Lawton Public Schools is continuing its longstanding — and popular — agreement with the city’s mass transit system.
Members of the Lawton Board of Education have approved a new transportation agreement with LATS, which has been providing mass transit service to city riders for more than 20 years. As with the agreement approved for the last school year, the district will pay $70,000 to LATS in exchange for unlimited and free service on fixed route buses by LPS students and district staff any time fixed route buses are operating. The agreement means students and staff simply have to show their LPS identification to ride the bus for free.
The $70,000 fee is the same one Lawton Public Schools has paid for the last two school years.
LATS and school district officials have said the partnership brings definite advantages to both entities.
For LATS, the benefit comes from increased ridership numbers on its fixed routes, an important consideration when the system applies for the federal funding that covers 50 percent of operational costs. LATS Manager Ryan Landers said that is why LATS personnel have worked hard over the years to ensure the program remains accessible to youth.
“We’re very appreciative of LPS for continuing the program. It’s been a great thing,” he said.
Landers said the mass transit system has been working to recover its ridership numbers, which fell sharply during the COVID-19 pandemic as businesses and other facilities closed and most schools went to virtual classes. Landers said while today’s ridership numbers aren’t back to pre-COVID levels, they definitely are on the upswing.
“We are up 76 percent from this time last year,” he said, adding records show about 21,000 riders for the first six months of 2023, compared to 12,000 for the same six-month period in 2022.
The agreement with LPS will help those numbers because August and September traditionally are the system’s “big months” as youth return to school. Fixed routes were designated with youth in mind: every school and LPS facility is either directly on a LATS fixed route or within an easy walk.
And LATS plans to help spread the word about the advantages of LATS via presentations to students over the next few weeks as school resumes.
But youth already are discovering the advantages on their own. Early in the program, district and LATS officials decided the free rides wouldn’t be limited to the school day. Students also ride free on weekends, after school hours and during the summer, and they took advantage of that this year, Landers said.
“It was one of our best summers in a little bit,” he said. “It’s definitely improved over the last couple of years. We’re starting to see more students ride during the summer.”
LATS plans to build on that with route changes they will implement as the City of Lawton moves closer to plans to build an indoor transfer center, such as changing service on some routes to multiple times an hour to help meet needs during the busiest times.
“The new routes will be even better because we’re actually going by the schools a lot more,” Landers said.
LPS officials said the program hits the goals the district identified when it developed the program as a pilot in January 2017. The free rides initially were aimed at secondary students, but LPS quickly decided to expand the program to staff members, before deciding in the 2021-2022 school year to include elementary students.
Lynn Cordes, LPS executive director of communications, said the benefit to students can be as simple as getting them to school.
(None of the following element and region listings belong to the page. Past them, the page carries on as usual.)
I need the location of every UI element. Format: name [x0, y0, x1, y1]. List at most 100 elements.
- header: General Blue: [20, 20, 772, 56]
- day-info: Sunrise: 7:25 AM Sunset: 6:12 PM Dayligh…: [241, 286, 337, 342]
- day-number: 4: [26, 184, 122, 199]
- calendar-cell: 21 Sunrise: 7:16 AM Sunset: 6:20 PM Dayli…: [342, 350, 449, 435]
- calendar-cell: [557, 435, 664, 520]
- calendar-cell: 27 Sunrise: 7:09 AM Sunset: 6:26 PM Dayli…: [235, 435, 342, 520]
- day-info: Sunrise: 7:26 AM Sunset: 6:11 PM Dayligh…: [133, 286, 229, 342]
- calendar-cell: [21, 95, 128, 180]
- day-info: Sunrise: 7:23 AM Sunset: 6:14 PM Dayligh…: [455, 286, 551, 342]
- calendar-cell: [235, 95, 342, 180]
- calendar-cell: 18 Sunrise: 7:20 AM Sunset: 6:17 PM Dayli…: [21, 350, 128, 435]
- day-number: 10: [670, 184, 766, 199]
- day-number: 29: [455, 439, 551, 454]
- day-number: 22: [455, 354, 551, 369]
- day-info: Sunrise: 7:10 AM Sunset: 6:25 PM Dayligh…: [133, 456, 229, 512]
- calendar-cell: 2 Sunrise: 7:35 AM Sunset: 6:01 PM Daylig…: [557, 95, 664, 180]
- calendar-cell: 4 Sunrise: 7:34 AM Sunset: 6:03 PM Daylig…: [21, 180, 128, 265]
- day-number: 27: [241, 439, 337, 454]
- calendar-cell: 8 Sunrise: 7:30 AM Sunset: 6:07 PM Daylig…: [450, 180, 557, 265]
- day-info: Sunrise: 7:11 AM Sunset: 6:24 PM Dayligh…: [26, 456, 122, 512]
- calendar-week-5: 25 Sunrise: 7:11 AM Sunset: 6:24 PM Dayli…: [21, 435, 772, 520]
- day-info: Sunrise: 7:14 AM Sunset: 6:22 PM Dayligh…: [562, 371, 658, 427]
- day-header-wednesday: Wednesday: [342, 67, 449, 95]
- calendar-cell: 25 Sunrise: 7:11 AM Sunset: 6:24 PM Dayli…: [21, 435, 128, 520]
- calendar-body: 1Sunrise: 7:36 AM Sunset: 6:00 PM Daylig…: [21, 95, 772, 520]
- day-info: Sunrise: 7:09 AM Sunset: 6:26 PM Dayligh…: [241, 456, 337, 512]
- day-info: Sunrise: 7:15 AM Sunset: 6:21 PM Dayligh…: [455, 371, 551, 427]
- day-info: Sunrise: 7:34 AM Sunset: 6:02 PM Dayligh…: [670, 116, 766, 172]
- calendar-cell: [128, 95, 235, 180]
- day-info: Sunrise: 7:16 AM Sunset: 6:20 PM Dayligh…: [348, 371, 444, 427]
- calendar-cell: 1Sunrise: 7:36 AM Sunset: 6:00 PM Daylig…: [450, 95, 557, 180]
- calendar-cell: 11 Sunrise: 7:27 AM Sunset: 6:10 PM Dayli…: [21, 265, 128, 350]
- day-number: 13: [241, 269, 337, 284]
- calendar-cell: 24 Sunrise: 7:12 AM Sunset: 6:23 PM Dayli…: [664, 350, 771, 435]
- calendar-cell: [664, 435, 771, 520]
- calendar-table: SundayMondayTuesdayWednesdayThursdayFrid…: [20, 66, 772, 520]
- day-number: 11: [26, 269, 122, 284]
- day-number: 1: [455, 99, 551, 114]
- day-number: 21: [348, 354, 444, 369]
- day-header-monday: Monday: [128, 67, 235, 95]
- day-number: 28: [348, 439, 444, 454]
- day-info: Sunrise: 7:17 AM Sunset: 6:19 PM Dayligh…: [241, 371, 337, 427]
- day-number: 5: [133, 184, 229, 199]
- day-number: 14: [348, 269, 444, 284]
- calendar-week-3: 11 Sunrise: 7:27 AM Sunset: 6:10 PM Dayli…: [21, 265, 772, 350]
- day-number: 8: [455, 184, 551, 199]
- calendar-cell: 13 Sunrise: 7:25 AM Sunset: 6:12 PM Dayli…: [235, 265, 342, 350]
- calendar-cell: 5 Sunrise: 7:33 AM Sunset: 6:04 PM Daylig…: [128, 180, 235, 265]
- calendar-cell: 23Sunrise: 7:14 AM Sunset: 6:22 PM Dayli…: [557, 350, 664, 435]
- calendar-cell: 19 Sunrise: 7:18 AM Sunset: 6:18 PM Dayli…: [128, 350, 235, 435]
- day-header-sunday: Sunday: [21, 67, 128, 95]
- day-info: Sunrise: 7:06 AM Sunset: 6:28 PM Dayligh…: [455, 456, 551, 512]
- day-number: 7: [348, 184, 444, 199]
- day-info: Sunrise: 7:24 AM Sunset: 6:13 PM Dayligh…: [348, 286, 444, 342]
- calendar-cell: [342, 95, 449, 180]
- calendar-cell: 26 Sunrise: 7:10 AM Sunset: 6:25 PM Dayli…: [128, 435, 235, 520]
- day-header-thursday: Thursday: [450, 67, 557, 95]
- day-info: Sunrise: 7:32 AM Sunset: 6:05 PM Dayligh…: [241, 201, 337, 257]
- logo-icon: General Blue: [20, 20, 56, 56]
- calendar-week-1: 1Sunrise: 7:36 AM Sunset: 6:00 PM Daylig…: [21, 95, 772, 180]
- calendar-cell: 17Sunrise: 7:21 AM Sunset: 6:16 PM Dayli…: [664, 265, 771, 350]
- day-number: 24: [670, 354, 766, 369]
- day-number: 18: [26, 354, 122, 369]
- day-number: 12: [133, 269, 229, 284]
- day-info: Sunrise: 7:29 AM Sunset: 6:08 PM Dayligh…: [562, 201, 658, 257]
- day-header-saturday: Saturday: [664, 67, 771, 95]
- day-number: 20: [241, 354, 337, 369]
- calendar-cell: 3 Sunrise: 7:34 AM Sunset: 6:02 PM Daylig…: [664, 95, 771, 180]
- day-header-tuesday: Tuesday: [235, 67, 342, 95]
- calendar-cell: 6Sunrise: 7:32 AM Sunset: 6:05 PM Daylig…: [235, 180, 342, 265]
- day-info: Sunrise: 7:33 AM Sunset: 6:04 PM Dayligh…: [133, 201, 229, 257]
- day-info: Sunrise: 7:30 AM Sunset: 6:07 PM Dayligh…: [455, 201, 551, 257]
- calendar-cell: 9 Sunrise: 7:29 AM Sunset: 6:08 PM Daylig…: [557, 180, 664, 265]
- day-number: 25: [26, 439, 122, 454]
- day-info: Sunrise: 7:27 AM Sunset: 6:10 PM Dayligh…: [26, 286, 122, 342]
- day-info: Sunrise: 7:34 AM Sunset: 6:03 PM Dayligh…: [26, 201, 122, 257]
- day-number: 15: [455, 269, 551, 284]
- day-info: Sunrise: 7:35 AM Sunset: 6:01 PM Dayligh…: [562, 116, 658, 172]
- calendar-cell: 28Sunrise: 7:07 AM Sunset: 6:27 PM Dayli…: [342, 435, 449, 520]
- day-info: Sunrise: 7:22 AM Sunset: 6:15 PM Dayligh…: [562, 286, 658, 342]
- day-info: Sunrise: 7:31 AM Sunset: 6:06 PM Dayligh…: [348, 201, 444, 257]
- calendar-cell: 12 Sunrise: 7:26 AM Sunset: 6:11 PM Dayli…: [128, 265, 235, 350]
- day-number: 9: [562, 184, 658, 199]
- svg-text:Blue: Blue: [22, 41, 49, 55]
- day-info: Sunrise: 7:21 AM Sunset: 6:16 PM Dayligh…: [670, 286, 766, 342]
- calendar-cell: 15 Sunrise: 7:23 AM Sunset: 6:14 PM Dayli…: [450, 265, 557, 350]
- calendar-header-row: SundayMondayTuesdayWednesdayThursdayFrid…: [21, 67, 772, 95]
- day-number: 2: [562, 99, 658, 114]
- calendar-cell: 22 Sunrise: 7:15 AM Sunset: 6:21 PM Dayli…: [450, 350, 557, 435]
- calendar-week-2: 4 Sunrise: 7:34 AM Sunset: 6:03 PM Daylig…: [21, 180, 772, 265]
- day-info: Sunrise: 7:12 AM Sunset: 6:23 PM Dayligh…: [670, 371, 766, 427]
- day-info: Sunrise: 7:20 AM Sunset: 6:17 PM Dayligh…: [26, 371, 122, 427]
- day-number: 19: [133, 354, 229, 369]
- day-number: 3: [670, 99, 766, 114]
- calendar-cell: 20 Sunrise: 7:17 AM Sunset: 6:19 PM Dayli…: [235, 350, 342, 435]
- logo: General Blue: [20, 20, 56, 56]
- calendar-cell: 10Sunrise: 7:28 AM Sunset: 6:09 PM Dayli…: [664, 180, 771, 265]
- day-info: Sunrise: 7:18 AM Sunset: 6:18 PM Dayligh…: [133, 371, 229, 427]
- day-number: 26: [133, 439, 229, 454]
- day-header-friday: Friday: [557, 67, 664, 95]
She said if a student misses his/her school bus and doesn’t have another alternative, they can simply wave down a LATS bus and get a safe ride to school for free.
“That’s a reliable partnership,” she said.
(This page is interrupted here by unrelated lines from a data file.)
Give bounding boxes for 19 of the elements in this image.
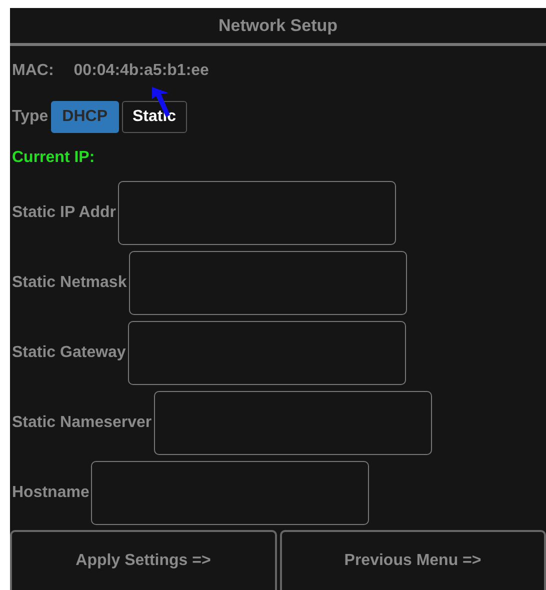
field-label: Static IP Addr: [12, 204, 116, 222]
window-title: Network Setup: [10, 8, 546, 46]
field-label: Static Netmask: [12, 274, 127, 292]
field-label: Hostname: [12, 484, 90, 502]
input-field[interactable]: [128, 251, 407, 315]
input-field[interactable]: [154, 391, 432, 455]
mac-label: MAC:: [12, 62, 54, 80]
field-label: Static Nameserver: [12, 414, 152, 432]
input-field[interactable]: [118, 181, 396, 245]
menu-button[interactable]: Apply Settings =>: [10, 530, 276, 590]
field-label: Static Gateway: [12, 344, 126, 362]
type-label: Type: [12, 108, 48, 126]
menu-button[interactable]: Previous Menu =>: [280, 530, 546, 590]
type-option-button[interactable]: Static: [122, 101, 188, 133]
mac-address: 00:04:4b:a5:b1:ee: [74, 62, 209, 80]
input-field[interactable]: [91, 461, 370, 525]
input-field[interactable]: [128, 321, 406, 385]
type-option-button[interactable]: DHCP: [51, 101, 118, 133]
current-ip-label: Current IP:: [11, 148, 96, 168]
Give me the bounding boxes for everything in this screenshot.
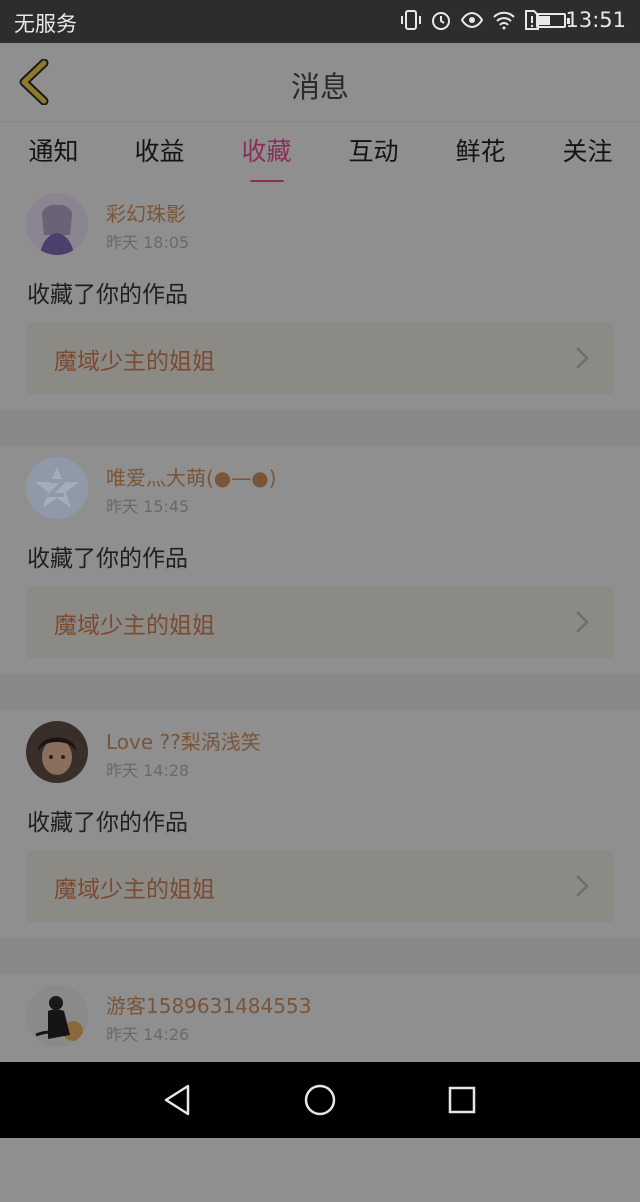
tab-label: 鲜花 <box>455 137 506 166</box>
tab-label: 收藏 <box>241 137 292 166</box>
status-icons <box>400 9 540 36</box>
divider <box>0 938 640 974</box>
wifi-icon <box>492 9 516 36</box>
chevron-right-icon <box>576 875 589 897</box>
tab-interactions[interactable]: 互动 <box>320 132 427 180</box>
username[interactable]: 彩幻珠影 <box>106 198 186 227</box>
timestamp: 昨天 18:05 <box>106 233 190 252</box>
eye-icon <box>460 9 484 36</box>
back-triangle-icon <box>164 1084 190 1116</box>
divider <box>0 410 640 446</box>
tab-bar: 通知 收益 收藏 互动 鲜花 关注 <box>0 121 640 184</box>
work-link[interactable]: 魔域少主的姐姐 <box>27 850 613 922</box>
timestamp: 昨天 15:45 <box>106 497 190 516</box>
list-item: 彩幻珠影 昨天 18:05 收藏了你的作品 魔域少主的姐姐 <box>0 182 640 410</box>
carrier-label: 无服务 <box>14 12 77 36</box>
tab-label: 关注 <box>562 137 613 166</box>
divider <box>0 674 640 710</box>
chevron-right-icon <box>576 347 589 369</box>
timestamp: 昨天 14:28 <box>106 761 190 780</box>
tab-label: 互动 <box>348 137 399 166</box>
notification-list: 彩幻珠影 昨天 18:05 收藏了你的作品 魔域少主的姐姐 唯爱灬大萌(●—●)… <box>0 182 640 1202</box>
recents-square-icon <box>448 1086 476 1114</box>
work-title: 魔域少主的姐姐 <box>54 877 215 903</box>
avatar[interactable] <box>26 457 88 519</box>
work-title: 魔域少主的姐姐 <box>54 613 215 639</box>
home-circle-icon <box>304 1084 336 1116</box>
alarm-icon <box>430 9 452 36</box>
battery-level <box>539 16 550 25</box>
nav-home-button[interactable] <box>300 1080 340 1120</box>
system-nav-bar <box>0 1062 640 1138</box>
username[interactable]: Love ??梨涡浅笑 <box>106 726 261 755</box>
tab-earnings[interactable]: 收益 <box>106 132 213 180</box>
username[interactable]: 游客1589631484553 <box>106 990 311 1019</box>
chevron-right-icon <box>576 611 589 633</box>
tab-label: 通知 <box>28 137 79 166</box>
avatar[interactable] <box>26 721 88 783</box>
list-item: Love ??梨涡浅笑 昨天 14:28 收藏了你的作品 魔域少主的姐姐 <box>0 710 640 938</box>
tab-following[interactable]: 关注 <box>534 132 640 180</box>
action-text: 收藏了你的作品 <box>27 810 188 836</box>
list-item: 唯爱灬大萌(●—●) 昨天 15:45 收藏了你的作品 魔域少主的姐姐 <box>0 446 640 674</box>
work-link[interactable]: 魔域少主的姐姐 <box>27 322 613 394</box>
tab-notifications[interactable]: 通知 <box>0 132 107 180</box>
battery-icon <box>536 13 566 28</box>
tab-label: 收益 <box>134 137 185 166</box>
clock: 13:51 <box>565 8 626 32</box>
action-text: 收藏了你的作品 <box>27 282 188 308</box>
status-bar: 无服务 13:51 <box>0 0 640 43</box>
tab-favorites[interactable]: 收藏 <box>213 132 320 184</box>
username[interactable]: 唯爱灬大萌(●—●) <box>106 462 277 491</box>
header: 消息 <box>0 43 640 121</box>
action-text: 收藏了你的作品 <box>27 546 188 572</box>
vibrate-icon <box>400 9 422 36</box>
nav-recents-button[interactable] <box>442 1080 482 1120</box>
avatar[interactable] <box>26 193 88 255</box>
avatar[interactable] <box>26 985 88 1047</box>
nav-back-button[interactable] <box>158 1080 198 1120</box>
page-title: 消息 <box>290 70 349 104</box>
work-link[interactable]: 魔域少主的姐姐 <box>27 586 613 658</box>
tab-flowers[interactable]: 鲜花 <box>427 132 534 180</box>
timestamp: 昨天 14:26 <box>106 1025 190 1044</box>
work-title: 魔域少主的姐姐 <box>54 349 215 375</box>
She said the availability of LATS also means students who want to go to school early — band students, for example — or stay after school for an activity can because they no longer are tied to school buses and set times.
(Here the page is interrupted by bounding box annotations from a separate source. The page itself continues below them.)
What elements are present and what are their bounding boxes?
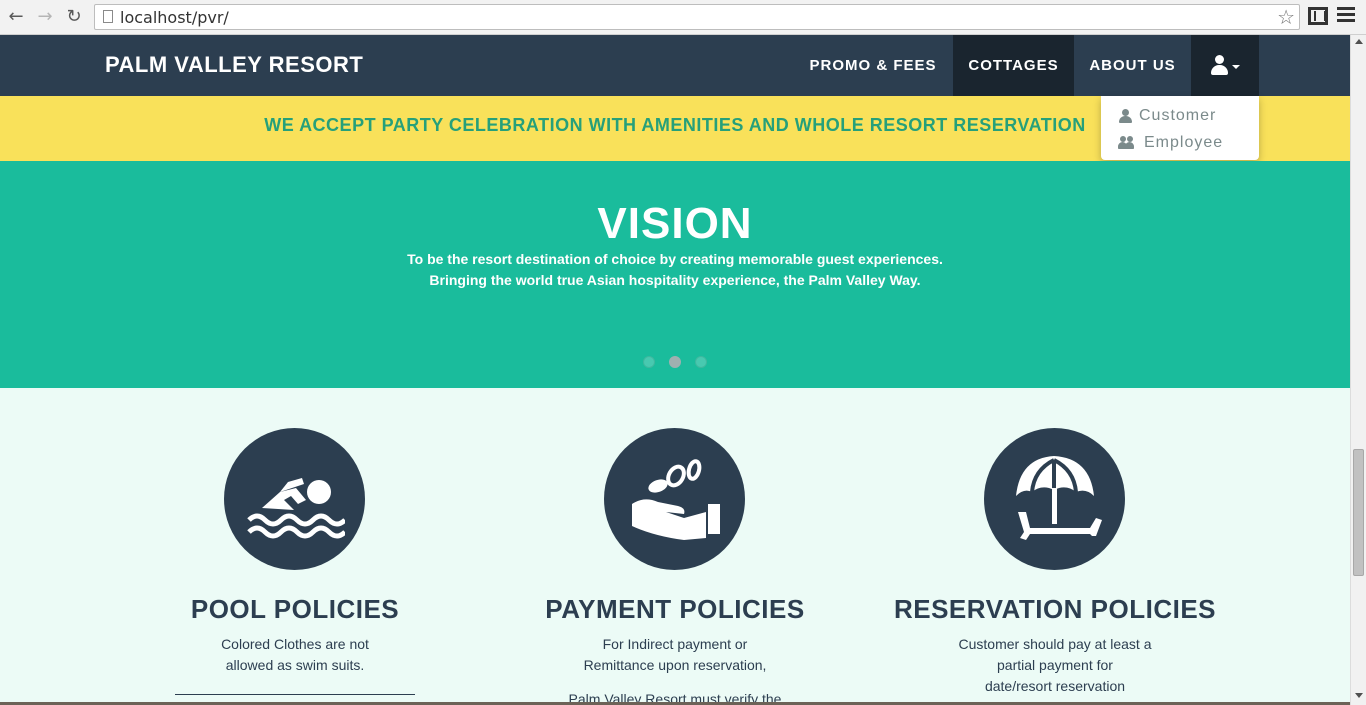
reload-icon[interactable]: ↻ [64,7,84,27]
payment-hand-icon [604,428,745,570]
user-icon [1210,55,1228,75]
payment-policies-card: PAYMENT POLICIES For Indirect payment or… [485,388,865,705]
hero-title: VISION [597,199,753,248]
page-scrollbar[interactable] [1350,35,1366,705]
page-icon [103,10,113,23]
policy-line: Customer should pay at least a [958,636,1152,652]
carousel-indicator-3[interactable] [695,356,707,368]
hero-text-line-1: To be the resort destination of choice b… [407,251,943,267]
policy-title: PAYMENT POLICIES [545,594,805,624]
dropdown-item-label: Customer [1139,107,1217,124]
scroll-up-arrow-icon[interactable] [1355,39,1363,44]
policy-title: RESERVATION POLICIES [893,594,1217,624]
scrollbar-thumb[interactable] [1353,449,1364,576]
policy-line: For Indirect payment or [602,636,748,652]
site-navbar: PALM VALLEY RESORT PROMO & FEES COTTAGES… [0,35,1350,96]
policy-description: For Indirect payment or Remittance upon … [565,634,785,676]
user-menu-toggle[interactable] [1191,35,1259,96]
policy-line: partial payment for [997,657,1113,673]
carousel-indicator-2[interactable] [669,356,681,368]
policy-description: Colored Clothes are not allowed as swim … [185,634,405,676]
policy-line: allowed as swim suits. [225,657,365,673]
pool-policies-card: POOL POLICIES Colored Clothes are not al… [105,388,485,705]
dropdown-item-label: Employee [1144,134,1224,151]
users-icon [1118,136,1137,150]
back-arrow-icon[interactable]: ← [6,7,26,27]
hero-text-line-2: Bringing the world true Asian hospitalit… [429,272,921,288]
brand-logo[interactable]: PALM VALLEY RESORT [105,52,363,78]
nav-cottages[interactable]: COTTAGES [953,35,1074,96]
extension-icon[interactable] [1308,7,1328,25]
nav-promo-fees[interactable]: PROMO & FEES [794,35,952,96]
carousel-indicator-1[interactable] [643,356,655,368]
bookmark-star-icon[interactable]: ☆ [1277,5,1295,29]
policy-description: Customer should pay at least a partial p… [945,634,1165,697]
vision-carousel: VISION To be the resort destination of c… [0,161,1350,388]
reservation-policies-card: RESERVATION POLICIES Customer should pay… [865,388,1245,705]
caret-down-icon [1232,65,1240,69]
nav-about-us[interactable]: ABOUT US [1074,35,1191,96]
forward-arrow-icon[interactable]: → [35,7,55,27]
browser-menu-icon[interactable] [1337,7,1355,25]
divider [175,694,415,695]
user-dropdown-menu: Customer Employee [1101,96,1259,160]
scroll-down-arrow-icon[interactable] [1355,693,1363,698]
url-text[interactable]: localhost/pvr/ [120,8,229,27]
beach-umbrella-icon [984,428,1125,570]
policy-line: date/resort reservation [984,678,1126,694]
user-icon [1119,109,1132,123]
swimmer-icon [224,428,365,570]
address-bar[interactable]: localhost/pvr/ ☆ [94,4,1300,30]
policy-title: POOL POLICIES [190,594,400,624]
policy-line: Colored Clothes are not [221,636,369,652]
policy-line: Remittance upon reservation, [583,657,767,673]
browser-toolbar: ← → ↻ localhost/pvr/ ☆ [0,0,1366,35]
“They have that opportunity,” she said, adding students also are seeing possibilities open outside of school hours, such as having a way to get to and from a job.
For some LPS students, LATS is their everyday ride to school: all students who attend the Gateway Success program at Douglass Learning Center use LATS.
“This is their means of getting to and from school,” Cordes said, explaining Gateway students have flexible school hours, so it make sense to use LATS. “They are not tied to coming in the morning or afternoon. They can come when they need to.”
LATS continues to be a benefit to LPS employees, Cordes said. For some, it’s reliable transportation to get to their job every day. For others, it a free alternative when something happens and they don’t have their own transportation.
“We’re learning what our riders need,” Cordes said, of continuing upgrades to the system, such as an app that shows them where the bus is. “We love that it services our students and our staff. It has only grown in the number of riders as we continue the program.”